JUSTICIA Asbl a effectué le monitoring sur essentiellement deux parcs nationaux UPEMBA et KUNDELUNGU situés dans les provinces du Haut-Katanga, Haut Lomami et Lualaba. Le choix porté sur ces deux parcs, tient principalement au fait que plusieurs informations parvenues à JUSTICIA Asbl attestent qu’ils sont menacés par plusieurs phénomènes pouvant entrainer l’extinction de la diversité biologique, pourtant jouissant du statut de zone protégée et classée au patrimoine national selon l’UNESCO. Il s’agit, particulièrement des phénomènes suivants :

  • L’exploitation illégale des minerais ;
  • L’agriculture ; - L'élevage ; 
  • Le braconnage ;
  • La carbonisation ;
  • Le feu de brousse incontrôlé ;
  • Le développement en infrastructure et constructions anarchiques et
  • Les spoliations des étendues, reconnues à ces parcs

En effet, sous des prétextes de survie et parfois avec la complicité des autorités politico-administratives, les populations riveraines exercent des pressions sur la faune, la flore et les terres de ces aires protégées.

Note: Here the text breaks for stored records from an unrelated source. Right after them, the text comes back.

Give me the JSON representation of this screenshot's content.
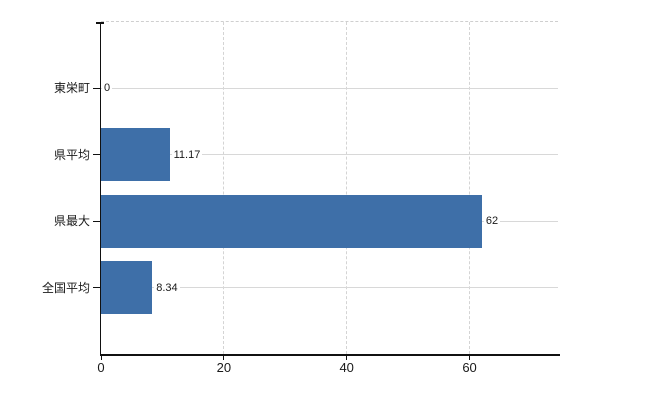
{
  "chart_data": {
    "type": "bar",
    "orientation": "horizontal",
    "title": "",
    "xlabel": "",
    "ylabel": "",
    "categories": [
      "東栄町",
      "県平均",
      "県最大",
      "全国平均"
    ],
    "values": [
      0,
      11.17,
      62,
      8.34
    ],
    "value_labels": [
      "0",
      "11.17",
      "62",
      "8.34"
    ],
    "xticks": [
      "0",
      "20",
      "40",
      "60"
    ],
    "xtick_values": [
      0,
      20,
      40,
      60
    ],
    "xlim": [
      0,
      74.4
    ],
    "legend": "none",
    "grid": "dashed vertical gridlines at x ticks, solid light horizontal line per category, dashed top border",
    "colors": {
      "bar": "#3e6fa8",
      "axis": "#111111",
      "text": "#1a1a1a",
      "gridline": "#d4d4d4",
      "category_line": "#d8d8d8",
      "top_border": "#cfcfcf",
      "background": "#ffffff"
    }
  }
}
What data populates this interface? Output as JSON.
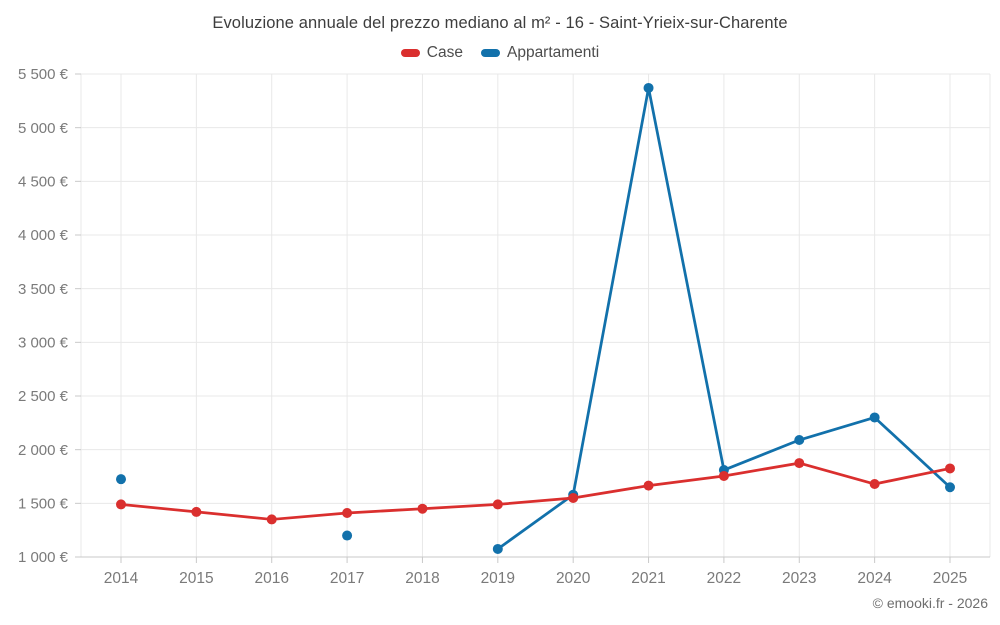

Cependant les plus grands dangers semblent venir des opérateurs économiques qui stimulent des activités illégales à l’intérieur de ces aires protégées. Et les tentatives de répression de ces infractions contre les aires protégées deviennent encore nulles, si les auteurs de ces infractions sont des personnes revêtues de l’autorité publique ou agissent avec le concours de celles-ci. C’est à juste titre que JUSTICIA Asbl se pose des questions que voici :

  1. Est-il possible, qu’un projet de construction d’une centrale hydroélectrique soit mis en exécution en plein Parc national de l’UPEMBA, sans que les autorités politiques et administratives ne se rendent pas compte qu’il s’agit d’une véritable violation de la loi citée ci-haut et même que ces activités participent inéluctablement à la destruction de cet environnement et de toute vie qui y existe?
  2. Peut-on admettre le déplacement des limites d’une ferme située à proximité d’un parc national pour empiéter sur des parties importantes de ce parc et s’approprier ainsi de la faune et de la flore qui s’y trouvent sans provoquer une réprobation des autorités ?
  3. Comment est-il possible, que des autorités politico administratives soient incapables de trouver des solutions au conflit pourtant ouvert entre les populations riveraines et les responsables des parcs sous prétexte, pour ces populations, que leurs limites ne sont pas connues ?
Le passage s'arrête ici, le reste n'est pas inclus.